Я сажусь на софу, не слишком жесткую, не слишком мягкую, в самый раз. У меня вырывается блаженный вздох. Сколько женщин лопнули бы от зависти и дали себе отсечь мизинец, лишь бы очутиться на моем месте, на этой красной софе знаменитого мецената, во всяком случае большинство художниц Парижа — это уж точно!
Но что со мной?
Я вновь трезвею? Мой инстинкт с неожиданной ясностью подсказывает мне, что без всего этого я могла бы обойтись. Что Томми в подметки не годится Фаусто, в постели он не преобразится, а если да — то в худшую сторону. «Иди домой!» — приказывает мне внутренний голос. Что делать? Надеть туфли и сбежать?
Слишком поздно!
Уже входит хозяин с шампанским. На лице у него сияет улыбка, красивые глаза сверкают.
— Вуаля, моя нежная подруга.
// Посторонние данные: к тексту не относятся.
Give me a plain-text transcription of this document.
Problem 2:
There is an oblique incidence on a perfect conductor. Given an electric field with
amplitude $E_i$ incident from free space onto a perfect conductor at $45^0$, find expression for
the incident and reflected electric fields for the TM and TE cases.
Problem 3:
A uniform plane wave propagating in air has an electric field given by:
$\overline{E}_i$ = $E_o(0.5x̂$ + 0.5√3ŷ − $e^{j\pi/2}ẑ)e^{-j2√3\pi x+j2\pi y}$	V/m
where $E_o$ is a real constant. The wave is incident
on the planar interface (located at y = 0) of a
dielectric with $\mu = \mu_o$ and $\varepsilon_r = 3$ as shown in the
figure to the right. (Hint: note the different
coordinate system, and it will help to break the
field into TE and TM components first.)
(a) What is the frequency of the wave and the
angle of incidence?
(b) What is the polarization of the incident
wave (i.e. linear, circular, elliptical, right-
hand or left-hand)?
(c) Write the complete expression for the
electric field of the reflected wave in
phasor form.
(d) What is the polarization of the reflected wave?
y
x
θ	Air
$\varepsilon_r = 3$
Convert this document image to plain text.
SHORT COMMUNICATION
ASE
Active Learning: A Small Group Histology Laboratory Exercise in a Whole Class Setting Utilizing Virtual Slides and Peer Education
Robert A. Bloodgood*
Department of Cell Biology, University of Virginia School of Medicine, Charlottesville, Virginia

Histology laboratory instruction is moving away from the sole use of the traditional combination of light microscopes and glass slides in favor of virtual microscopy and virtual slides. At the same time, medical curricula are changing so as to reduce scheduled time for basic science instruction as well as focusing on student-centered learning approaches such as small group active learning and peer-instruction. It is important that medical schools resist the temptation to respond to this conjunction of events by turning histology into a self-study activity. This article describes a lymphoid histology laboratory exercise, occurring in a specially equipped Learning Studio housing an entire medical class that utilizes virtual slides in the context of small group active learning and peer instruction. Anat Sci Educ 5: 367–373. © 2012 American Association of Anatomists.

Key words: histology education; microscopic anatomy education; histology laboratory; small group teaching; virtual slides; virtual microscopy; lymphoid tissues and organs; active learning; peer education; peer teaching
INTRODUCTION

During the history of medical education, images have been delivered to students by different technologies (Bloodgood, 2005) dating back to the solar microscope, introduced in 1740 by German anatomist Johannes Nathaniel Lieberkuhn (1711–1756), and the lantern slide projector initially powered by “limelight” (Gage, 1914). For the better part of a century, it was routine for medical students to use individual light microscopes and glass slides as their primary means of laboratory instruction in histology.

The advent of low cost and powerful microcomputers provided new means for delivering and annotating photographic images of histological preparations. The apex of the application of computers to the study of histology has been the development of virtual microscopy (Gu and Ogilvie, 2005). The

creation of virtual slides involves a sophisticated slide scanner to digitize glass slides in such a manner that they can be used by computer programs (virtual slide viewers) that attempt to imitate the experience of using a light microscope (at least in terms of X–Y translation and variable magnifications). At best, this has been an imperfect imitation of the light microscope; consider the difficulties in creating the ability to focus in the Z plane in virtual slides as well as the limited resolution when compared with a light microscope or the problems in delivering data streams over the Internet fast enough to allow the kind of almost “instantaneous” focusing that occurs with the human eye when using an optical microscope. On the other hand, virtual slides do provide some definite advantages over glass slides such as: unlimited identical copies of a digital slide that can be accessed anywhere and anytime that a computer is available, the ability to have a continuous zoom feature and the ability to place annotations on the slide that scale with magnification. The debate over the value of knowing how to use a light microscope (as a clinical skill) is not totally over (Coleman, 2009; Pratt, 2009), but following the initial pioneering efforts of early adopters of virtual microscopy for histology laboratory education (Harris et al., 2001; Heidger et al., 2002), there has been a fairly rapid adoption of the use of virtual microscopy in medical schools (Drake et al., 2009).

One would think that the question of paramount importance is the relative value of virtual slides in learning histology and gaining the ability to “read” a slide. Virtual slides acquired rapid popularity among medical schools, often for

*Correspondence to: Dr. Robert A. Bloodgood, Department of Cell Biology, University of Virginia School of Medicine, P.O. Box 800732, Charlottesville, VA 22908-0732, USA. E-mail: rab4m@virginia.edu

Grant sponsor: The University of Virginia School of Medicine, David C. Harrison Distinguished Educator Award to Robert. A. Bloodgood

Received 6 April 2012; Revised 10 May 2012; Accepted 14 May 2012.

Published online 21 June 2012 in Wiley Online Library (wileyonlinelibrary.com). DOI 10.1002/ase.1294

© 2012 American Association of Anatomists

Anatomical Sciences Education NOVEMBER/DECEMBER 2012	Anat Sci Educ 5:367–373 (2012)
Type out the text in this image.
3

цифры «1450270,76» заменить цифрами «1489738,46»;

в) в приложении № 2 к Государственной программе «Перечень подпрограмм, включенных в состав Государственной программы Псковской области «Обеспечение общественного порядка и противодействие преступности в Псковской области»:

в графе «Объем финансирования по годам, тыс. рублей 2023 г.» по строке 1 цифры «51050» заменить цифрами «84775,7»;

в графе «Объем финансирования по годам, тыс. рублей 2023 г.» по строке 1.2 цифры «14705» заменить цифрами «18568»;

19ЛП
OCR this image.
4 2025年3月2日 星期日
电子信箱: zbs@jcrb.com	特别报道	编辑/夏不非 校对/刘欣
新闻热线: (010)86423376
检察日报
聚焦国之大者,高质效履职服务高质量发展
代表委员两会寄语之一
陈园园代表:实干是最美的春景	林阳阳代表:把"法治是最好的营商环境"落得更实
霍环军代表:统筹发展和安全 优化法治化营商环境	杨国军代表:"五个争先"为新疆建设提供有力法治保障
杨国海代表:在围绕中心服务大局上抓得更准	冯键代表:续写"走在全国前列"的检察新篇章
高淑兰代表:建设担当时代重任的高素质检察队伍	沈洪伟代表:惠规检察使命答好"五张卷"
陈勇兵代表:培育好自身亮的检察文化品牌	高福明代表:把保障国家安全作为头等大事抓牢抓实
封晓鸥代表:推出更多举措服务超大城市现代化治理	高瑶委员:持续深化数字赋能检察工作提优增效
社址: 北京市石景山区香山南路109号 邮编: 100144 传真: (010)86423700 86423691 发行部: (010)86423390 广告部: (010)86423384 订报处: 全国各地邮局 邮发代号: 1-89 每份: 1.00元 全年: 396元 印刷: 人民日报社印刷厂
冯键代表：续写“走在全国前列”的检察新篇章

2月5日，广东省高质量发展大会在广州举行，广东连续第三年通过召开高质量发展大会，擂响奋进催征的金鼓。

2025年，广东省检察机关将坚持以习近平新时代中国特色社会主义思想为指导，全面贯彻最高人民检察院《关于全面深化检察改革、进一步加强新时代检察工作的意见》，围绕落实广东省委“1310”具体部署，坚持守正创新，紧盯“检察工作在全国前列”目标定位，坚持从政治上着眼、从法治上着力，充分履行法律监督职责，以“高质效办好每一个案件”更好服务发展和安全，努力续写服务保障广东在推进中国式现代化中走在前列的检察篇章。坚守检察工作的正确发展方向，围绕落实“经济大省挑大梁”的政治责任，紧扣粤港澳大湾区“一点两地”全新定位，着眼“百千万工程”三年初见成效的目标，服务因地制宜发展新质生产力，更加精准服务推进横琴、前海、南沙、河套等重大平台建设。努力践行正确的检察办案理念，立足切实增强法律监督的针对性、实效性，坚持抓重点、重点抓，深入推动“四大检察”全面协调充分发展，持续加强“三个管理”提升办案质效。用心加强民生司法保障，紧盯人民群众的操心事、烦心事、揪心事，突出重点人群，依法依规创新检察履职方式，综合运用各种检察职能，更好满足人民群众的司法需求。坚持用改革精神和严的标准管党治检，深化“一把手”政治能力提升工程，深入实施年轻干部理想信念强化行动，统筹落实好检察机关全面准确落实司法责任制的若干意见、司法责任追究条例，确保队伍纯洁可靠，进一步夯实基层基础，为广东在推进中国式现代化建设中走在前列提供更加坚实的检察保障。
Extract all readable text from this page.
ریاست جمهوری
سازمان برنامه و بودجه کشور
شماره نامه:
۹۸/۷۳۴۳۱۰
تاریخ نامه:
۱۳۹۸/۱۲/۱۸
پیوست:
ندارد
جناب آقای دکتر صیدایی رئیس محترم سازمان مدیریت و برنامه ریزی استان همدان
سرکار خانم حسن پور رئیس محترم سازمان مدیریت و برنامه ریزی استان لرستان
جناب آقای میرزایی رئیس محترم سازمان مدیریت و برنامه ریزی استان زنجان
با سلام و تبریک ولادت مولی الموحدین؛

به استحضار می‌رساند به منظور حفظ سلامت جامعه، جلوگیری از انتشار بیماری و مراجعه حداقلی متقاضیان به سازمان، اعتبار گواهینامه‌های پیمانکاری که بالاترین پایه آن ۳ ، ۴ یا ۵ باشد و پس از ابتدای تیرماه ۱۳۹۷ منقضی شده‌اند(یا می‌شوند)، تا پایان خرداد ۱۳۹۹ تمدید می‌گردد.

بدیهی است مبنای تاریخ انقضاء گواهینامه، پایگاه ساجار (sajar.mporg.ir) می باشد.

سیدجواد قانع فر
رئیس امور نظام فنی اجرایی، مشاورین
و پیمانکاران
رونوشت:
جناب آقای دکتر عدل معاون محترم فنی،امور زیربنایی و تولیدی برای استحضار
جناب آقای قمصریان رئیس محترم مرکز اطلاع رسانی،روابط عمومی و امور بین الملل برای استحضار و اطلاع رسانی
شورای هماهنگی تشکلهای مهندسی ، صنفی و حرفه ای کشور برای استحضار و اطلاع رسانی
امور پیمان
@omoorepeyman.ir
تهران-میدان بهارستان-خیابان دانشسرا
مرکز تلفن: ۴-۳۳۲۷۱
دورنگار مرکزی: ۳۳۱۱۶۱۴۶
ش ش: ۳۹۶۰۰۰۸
Это для вас. — Он протягивает мне полный фужер и садится рядом. Пиджак уже снят, теперь он расстегивает рубашку. Рановато, я бы сказала. Подозрительная спешка. Грудь у него покрыта черными волосами. Настоящие заросли, просто шкура. Я этого, правда, не люблю, но считается, что у волосатых мужчин высокая потенция. Как раз то, что мне сейчас надо. После пяти недель без единого поцелуя!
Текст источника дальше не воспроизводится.